Here are a few options for Fat Loss Finishers:
AMRAPS (As Many Round As Possible)
One of my favorite styles of finishers! It ramps up your heart rate, fatigues your muscles, and can be really fun because of all the exercises you can include!
AMRAPs can be anywhere from 3 to 15 minutes in duration with 2 to 4 exercises.
The goal is to complete as many rounds as possible in the given duration, where one round is considered a complete set of each exercise.
AMRAPs are meant to fatigue the system, so avoid doubling up on muscle groups during your exercise selection so to not tire you out too soon.
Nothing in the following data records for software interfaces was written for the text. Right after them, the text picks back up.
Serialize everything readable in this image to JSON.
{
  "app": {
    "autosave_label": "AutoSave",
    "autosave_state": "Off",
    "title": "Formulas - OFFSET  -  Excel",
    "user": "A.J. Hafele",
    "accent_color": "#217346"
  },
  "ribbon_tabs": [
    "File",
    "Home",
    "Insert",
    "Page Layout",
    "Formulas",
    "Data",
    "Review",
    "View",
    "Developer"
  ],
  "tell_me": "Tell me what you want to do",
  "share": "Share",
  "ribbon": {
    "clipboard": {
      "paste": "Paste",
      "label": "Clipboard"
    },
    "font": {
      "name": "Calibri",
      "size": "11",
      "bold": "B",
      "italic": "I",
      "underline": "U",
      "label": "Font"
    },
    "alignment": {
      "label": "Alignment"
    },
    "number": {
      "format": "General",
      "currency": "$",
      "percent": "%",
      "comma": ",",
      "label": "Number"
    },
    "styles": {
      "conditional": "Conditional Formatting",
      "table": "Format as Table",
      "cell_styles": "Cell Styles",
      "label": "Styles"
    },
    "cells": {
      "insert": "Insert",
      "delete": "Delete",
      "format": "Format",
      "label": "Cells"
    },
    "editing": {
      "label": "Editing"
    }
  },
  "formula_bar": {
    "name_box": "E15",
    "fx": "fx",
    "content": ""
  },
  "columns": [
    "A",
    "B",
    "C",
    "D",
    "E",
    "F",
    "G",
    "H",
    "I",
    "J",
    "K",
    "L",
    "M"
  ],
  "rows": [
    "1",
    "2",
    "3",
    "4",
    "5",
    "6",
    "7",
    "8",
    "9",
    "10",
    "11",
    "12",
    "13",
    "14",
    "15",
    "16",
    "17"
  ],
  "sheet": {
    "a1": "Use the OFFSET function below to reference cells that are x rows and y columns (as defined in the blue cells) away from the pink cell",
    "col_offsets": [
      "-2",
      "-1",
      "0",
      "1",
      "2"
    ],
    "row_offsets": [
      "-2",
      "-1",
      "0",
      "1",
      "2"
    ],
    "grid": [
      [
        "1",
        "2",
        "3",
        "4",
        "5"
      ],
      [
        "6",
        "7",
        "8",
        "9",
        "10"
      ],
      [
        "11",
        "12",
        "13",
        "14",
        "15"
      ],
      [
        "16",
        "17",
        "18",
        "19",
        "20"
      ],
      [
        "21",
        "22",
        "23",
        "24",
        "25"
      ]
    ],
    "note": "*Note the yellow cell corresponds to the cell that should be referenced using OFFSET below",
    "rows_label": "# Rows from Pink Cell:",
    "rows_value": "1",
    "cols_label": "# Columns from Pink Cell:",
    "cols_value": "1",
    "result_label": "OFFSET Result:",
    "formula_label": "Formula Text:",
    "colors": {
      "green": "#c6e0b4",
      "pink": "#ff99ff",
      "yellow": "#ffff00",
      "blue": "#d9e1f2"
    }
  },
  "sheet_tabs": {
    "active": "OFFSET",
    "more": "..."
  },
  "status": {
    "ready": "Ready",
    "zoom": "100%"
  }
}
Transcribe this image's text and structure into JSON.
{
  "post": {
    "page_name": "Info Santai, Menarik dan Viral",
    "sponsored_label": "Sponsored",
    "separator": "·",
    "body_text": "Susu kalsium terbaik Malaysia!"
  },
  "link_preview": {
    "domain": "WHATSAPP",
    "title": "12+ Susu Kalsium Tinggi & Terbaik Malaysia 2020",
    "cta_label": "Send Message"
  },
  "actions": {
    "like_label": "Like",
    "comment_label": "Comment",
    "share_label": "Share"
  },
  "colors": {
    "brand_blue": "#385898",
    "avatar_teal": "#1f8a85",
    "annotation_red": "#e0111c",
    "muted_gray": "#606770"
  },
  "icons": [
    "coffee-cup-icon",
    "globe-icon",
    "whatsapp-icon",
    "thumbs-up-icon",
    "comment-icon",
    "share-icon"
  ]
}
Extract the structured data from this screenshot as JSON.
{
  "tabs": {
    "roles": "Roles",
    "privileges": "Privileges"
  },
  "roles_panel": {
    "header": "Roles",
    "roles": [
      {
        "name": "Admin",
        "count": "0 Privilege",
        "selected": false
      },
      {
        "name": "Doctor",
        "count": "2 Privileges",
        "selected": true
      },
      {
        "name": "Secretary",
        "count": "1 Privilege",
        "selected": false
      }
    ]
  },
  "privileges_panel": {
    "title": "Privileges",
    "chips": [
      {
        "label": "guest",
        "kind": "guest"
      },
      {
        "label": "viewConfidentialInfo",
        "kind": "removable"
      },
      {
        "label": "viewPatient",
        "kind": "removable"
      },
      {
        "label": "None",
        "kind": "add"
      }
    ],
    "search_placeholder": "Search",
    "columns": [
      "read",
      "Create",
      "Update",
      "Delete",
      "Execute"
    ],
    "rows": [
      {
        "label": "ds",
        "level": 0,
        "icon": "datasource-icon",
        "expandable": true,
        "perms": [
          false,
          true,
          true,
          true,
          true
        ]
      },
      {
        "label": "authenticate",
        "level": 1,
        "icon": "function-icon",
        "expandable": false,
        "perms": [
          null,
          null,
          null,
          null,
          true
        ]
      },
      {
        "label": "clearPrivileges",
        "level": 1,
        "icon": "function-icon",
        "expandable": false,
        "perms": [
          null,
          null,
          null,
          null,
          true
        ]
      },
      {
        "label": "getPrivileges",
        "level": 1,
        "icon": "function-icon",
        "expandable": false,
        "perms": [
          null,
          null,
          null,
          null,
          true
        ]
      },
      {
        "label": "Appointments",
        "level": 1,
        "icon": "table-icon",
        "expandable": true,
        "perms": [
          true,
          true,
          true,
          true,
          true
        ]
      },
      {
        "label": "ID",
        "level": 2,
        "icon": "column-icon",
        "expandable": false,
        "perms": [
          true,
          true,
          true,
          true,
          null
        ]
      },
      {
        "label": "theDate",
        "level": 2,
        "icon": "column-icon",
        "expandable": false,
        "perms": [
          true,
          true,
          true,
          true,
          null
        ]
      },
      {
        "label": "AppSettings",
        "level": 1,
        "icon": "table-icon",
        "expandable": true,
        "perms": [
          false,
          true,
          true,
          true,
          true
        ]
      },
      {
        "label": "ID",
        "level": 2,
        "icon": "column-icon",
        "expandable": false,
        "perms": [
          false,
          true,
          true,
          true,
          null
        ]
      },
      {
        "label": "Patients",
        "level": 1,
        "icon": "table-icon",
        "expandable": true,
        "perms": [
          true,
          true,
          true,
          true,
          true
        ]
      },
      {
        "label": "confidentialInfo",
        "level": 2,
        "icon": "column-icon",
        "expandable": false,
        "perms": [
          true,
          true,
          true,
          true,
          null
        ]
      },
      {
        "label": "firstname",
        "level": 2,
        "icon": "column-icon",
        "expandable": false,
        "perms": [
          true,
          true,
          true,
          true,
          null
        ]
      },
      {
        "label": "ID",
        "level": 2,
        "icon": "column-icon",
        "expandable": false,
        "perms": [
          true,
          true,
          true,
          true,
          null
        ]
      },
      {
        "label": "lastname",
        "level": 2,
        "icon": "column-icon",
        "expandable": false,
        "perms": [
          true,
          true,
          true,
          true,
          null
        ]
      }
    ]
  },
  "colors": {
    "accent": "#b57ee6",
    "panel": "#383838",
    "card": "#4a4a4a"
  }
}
- Sled Push Down & Back (~50 meters)
- Ball Slam x 10
- TRX Row x 15
- KB Deadlift x 10
- Push Ups x 10
Rep Counter or AFAP (As Fat As Possible)
With this type of finisher you’re going to get a cardiovascular burst, major muscle fatigue, and caloric burn just as you would with AMRAPS. The difference? Instead of working to get as many rounds as possible, you have a set number of reps or calories burned that determine your end point.
SUPER important to keep the technique low and be smart in our exercise selection so to not destroy ourselves.
- 50 Ball Slams
- 100 KB Swings
- 50 DB Thrusters
- 30 Renegade Rows Each Side
EMOMs (Every Minute On The Minute)
Full of torture, but also full of results. These are like a jack of all trades, wherein they can be designed in a way to get that heart pumping, muscles burning, and shredding calories.
For an EMOM, you will have an exercise or pair of exercises to begin at the start of every minute. You have 60s to accomplish it, and once that minute is over, you’re starting over for the following minute. The faster you finish, the more rest you get!
EMOMs can be designed anywhere from 5 to 10 minutes in duration with 1 or 2 exercises set at a moderate rep range.
- 8 Minutes
- Burpees 10 to 12 Reps
- 10 Minutes (Alternate between the 2 exercises, so each gets 5 minutes)
- Lunge Jumps 10 to 12 Reps Each Leg
- TRX Row 12-15 Reps
This style will finish you off QUICK. HIIT finishers are short bursts of maximum effort followed by longer rest periods.
Your maximum effort burst can be anywhere from 10 to 30 seconds with rest periods of 1.5 to 2 minutes. It is typically recommended you perform anywhere from 4 to 6 rounds.
Because these finishers are designed to be maximum effort ‘sprint’ type of activities, the best exercises are those in which you can all out sprint.
Some of my favorites include:
- Sled Runs
- Bike Sprints
- Ski Erg Sprints
- Rower Sprints
Regardless the style of finisher you select, they’re a great way to really add to the work you put into your training for the day. Whether your goal is conditioning, fat loss, or hypertrophy keep that goal in mind, mix it up regularly, and HAVE FUN with it!